Excerpts from Edwin Fuquen's message of 2012-10-03 09:17:19 -0700:
Right, querying for all the handles would not scale well as it would have
to lock the structure to make a copy and then slam it out the network port.
Gearmand is kept simple to reduce the impact and chance of failure. The
more you can push off to workers and clients, the more distributed and
scalable your system becomes.
For this problem, you can run lots of workers which keep track, there
is no need to persist anything, unless you really are super paranoid
about losing track.
In pseudo php:
$statusObject = AggregateStatusThing('memcached_server+key_or_something');
$client = GearmanClient();
$client = GearmanWorker();
record_status($task) {
$statusObject->updateReport($task->jobHandle(), $task->taskDenominator())
}
$client->setStatusCallback('record_status');
record_complete($task){
$statusObject->finishJob($task->jobHandle());
}
$client->setCompleteCallback('record_complete');
marshall_work($job) {
$client->addTask('_real_transcode', $job->getPayload());
}
$worker->registerFunction('transcode', 'marshall_work');
// Better to use NON_BLOCKING mode here so everything can
// run at one time, but I think you get the point
while($worker->work()) {
$client->runTasks();
}
Worst case, one of these workers dies and you lose track of the work it
was tracking (the work will still run, you just won't have insight into
completion).
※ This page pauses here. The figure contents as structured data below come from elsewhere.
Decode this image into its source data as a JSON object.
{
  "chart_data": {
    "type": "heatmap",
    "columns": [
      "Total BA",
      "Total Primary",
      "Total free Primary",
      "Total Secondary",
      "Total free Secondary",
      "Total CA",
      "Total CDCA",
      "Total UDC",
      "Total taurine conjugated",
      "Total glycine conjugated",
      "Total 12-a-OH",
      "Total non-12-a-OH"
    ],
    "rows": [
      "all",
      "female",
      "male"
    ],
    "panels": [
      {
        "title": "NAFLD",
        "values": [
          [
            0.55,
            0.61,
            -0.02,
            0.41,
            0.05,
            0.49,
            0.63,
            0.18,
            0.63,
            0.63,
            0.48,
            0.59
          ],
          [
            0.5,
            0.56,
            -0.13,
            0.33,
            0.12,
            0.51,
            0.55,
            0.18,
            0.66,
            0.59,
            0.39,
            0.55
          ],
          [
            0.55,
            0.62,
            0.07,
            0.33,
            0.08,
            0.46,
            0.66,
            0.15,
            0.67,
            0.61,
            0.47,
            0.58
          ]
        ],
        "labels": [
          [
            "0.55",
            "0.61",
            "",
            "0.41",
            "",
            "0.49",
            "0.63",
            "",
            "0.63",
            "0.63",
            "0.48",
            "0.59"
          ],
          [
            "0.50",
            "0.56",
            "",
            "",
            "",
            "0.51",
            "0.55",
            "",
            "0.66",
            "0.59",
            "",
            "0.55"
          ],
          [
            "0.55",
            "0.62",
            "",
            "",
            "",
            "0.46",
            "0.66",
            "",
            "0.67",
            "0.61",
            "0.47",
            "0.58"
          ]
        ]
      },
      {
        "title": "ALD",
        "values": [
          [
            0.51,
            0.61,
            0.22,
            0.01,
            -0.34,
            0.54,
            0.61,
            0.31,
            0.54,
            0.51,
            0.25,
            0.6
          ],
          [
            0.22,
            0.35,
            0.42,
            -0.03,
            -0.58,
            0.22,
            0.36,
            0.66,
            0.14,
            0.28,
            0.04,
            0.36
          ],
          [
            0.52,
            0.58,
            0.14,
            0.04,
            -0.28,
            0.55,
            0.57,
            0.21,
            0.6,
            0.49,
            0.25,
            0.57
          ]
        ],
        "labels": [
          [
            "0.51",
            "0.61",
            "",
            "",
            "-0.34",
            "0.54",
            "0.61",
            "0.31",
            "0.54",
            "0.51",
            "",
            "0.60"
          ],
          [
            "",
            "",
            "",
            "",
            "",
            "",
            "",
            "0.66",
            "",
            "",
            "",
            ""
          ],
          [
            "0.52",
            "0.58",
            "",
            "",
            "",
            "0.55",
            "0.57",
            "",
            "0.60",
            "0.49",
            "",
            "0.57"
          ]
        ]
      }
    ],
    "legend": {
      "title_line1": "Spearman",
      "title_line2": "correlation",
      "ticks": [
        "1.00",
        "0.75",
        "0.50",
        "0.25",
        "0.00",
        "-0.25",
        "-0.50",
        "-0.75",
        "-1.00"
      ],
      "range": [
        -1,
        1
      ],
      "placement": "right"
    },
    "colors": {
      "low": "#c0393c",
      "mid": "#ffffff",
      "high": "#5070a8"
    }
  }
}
You can mitigate the impact of these failures by running
many of these tracker workers.
>
> Has anyone else had this use case? Is there a better solution with
> the gearman-server? If the feature doesn't exist can we get it in
> there? It would seem like it would be something easy to add.
>
I'd rather see the above included as a helper worker to run in many
places than see it built into gearmand.